Il a entendu aussi la prière de ceux de vos frères que la faulx homicide des bourreaux n'a pas moissonnés encore, mais qui souffrent, comme vous, de la déviation des destinées humaines.

Déjà j'entends l'immense concert de gémissements et d'espérance qui s'élève de toutes parts vers le ciel, pour implorer l'assistance divine et faire descendre sur la terre la lumière nouvelle, cette lumière féconde et réparatrice qui fera tomber de vos yeux tous les voiles, et, de vos mains, toutes les chaînes.

Allez, nobles cœurs, ayez foi dans l'avenir, et que l'espérance ranime votre courage. La vérité, que vous défendez, sortira triomphante de toutes les épreuves, parce qu'elle est plus puissante que toutes les forces de la tyrannie. Comme le fer chaud qui sort de la fournaise, elle brûle la main téméraire qui ose y toucher, et quand on la frappe, il en jaillit des étincelles qui éblouissent les yeux mêmes de ceux qui la cachent sous le boisseau.

Une explosion terrible de la puissance humaine se prépare, et vous serez pour jamais affranchis de l'oppression et de la servitude.

Vos ennemis chercheront en vain dans la plaine un sceptre englouti dans les entrailles de la terre. Quant à vous, la liberté sera votre sceptre et la justice votre diadême. Et l'Humanité, planant, majestueuse et calme, au dessus de cet écroulement immense, grandira jusqu'au ciel.

XXIX.

Un patriarche du prolétariat.

Homme de la Vallée, qu'as tu vu encore?

Au pied d'un tribunal de la justice des hommes, sur le banc où s'asseoient les malfaiteurs, j'ai vu un accusé dont les cheveux avaient blanchi sous le faix des ans et de la douleur.
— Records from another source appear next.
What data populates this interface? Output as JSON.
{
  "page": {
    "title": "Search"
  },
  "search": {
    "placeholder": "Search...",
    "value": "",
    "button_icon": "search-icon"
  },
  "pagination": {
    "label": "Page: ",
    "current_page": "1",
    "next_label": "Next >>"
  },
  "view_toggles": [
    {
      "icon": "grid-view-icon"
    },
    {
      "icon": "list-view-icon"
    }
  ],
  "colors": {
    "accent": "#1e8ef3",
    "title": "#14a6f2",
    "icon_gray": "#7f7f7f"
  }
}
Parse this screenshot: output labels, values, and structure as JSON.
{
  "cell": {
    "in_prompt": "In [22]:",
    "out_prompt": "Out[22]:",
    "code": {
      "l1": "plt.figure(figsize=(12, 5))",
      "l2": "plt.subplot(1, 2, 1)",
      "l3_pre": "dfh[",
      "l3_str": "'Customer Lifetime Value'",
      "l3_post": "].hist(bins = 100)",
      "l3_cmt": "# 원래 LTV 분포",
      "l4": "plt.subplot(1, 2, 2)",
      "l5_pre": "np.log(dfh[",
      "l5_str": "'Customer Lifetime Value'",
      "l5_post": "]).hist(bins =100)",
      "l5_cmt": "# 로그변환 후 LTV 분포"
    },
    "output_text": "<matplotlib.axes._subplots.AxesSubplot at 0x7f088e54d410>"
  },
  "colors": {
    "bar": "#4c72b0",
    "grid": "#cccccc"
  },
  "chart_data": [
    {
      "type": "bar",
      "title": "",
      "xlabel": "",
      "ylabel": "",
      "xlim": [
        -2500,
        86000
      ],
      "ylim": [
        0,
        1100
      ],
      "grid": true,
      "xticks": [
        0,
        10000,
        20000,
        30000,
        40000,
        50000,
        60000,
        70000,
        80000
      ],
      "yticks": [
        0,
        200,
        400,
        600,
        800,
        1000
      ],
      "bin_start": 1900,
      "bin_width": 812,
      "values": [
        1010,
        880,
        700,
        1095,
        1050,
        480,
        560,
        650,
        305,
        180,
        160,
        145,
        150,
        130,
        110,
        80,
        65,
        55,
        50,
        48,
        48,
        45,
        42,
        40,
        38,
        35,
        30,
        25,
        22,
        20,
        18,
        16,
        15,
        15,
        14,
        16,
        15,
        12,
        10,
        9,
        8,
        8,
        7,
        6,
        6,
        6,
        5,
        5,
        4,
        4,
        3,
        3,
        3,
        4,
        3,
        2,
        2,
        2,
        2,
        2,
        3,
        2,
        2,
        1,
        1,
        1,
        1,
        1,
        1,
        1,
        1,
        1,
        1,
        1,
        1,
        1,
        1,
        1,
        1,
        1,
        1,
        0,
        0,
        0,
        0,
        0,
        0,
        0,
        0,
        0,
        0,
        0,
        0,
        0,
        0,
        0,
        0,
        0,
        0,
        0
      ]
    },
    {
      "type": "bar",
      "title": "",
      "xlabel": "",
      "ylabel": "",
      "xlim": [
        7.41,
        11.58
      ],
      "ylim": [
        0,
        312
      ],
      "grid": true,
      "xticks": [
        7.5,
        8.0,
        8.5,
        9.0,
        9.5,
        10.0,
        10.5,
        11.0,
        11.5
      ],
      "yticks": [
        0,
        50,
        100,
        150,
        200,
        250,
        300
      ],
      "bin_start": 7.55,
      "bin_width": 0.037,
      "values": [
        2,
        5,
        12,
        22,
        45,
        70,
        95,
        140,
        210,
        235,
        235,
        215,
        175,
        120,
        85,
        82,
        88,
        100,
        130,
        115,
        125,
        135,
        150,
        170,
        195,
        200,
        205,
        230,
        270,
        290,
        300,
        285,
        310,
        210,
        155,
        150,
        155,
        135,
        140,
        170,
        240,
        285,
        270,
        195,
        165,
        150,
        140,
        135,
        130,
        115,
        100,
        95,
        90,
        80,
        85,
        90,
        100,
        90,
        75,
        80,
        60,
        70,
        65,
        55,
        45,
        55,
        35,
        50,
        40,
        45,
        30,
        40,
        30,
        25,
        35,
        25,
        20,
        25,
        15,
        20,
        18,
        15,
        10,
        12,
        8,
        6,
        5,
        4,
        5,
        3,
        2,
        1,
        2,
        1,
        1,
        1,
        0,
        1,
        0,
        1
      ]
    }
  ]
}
Ce vieillard vénérable, à l'œil doux et bleu, au front patriarcal, à la physionnomie souffrante, s'avance d'un pas mal assuré, chancelant sur ses jambes tremblantes. Usé par les longues années d'un travail pénible et constant, qui avait dévoré son existence presque séculaire, je l'ai vu, ô douleur! traîné à la barre de l'ignominie. Reconnu, par la loi des hommes, coupable d'avoir, dans son dénuement et sa détresse, demandé un morceau de pain et une place au soleil, il est condamné à la prison.

Et, quand le juge, esclave de la lettre écrite, eut prononcé l'inflexible sentence de sa condamnation, je vis ce vétéran du travail, ce patriarche du prolétariat voué à la glèbe, fondre en larmes, et, de sa voix faible et tremblante, avec l'accent de la plus douloureuse supplication: je ne demanderai plus de pain, dit-il, je mangerai de l'herbe, des feuilles, des racines; mais, de grâce, laissez-moi mon soleil! C'est la vie pour un pauvre vieillard comme moi!

Mais la justice des hommes fut sourde à la supplication du vieillard.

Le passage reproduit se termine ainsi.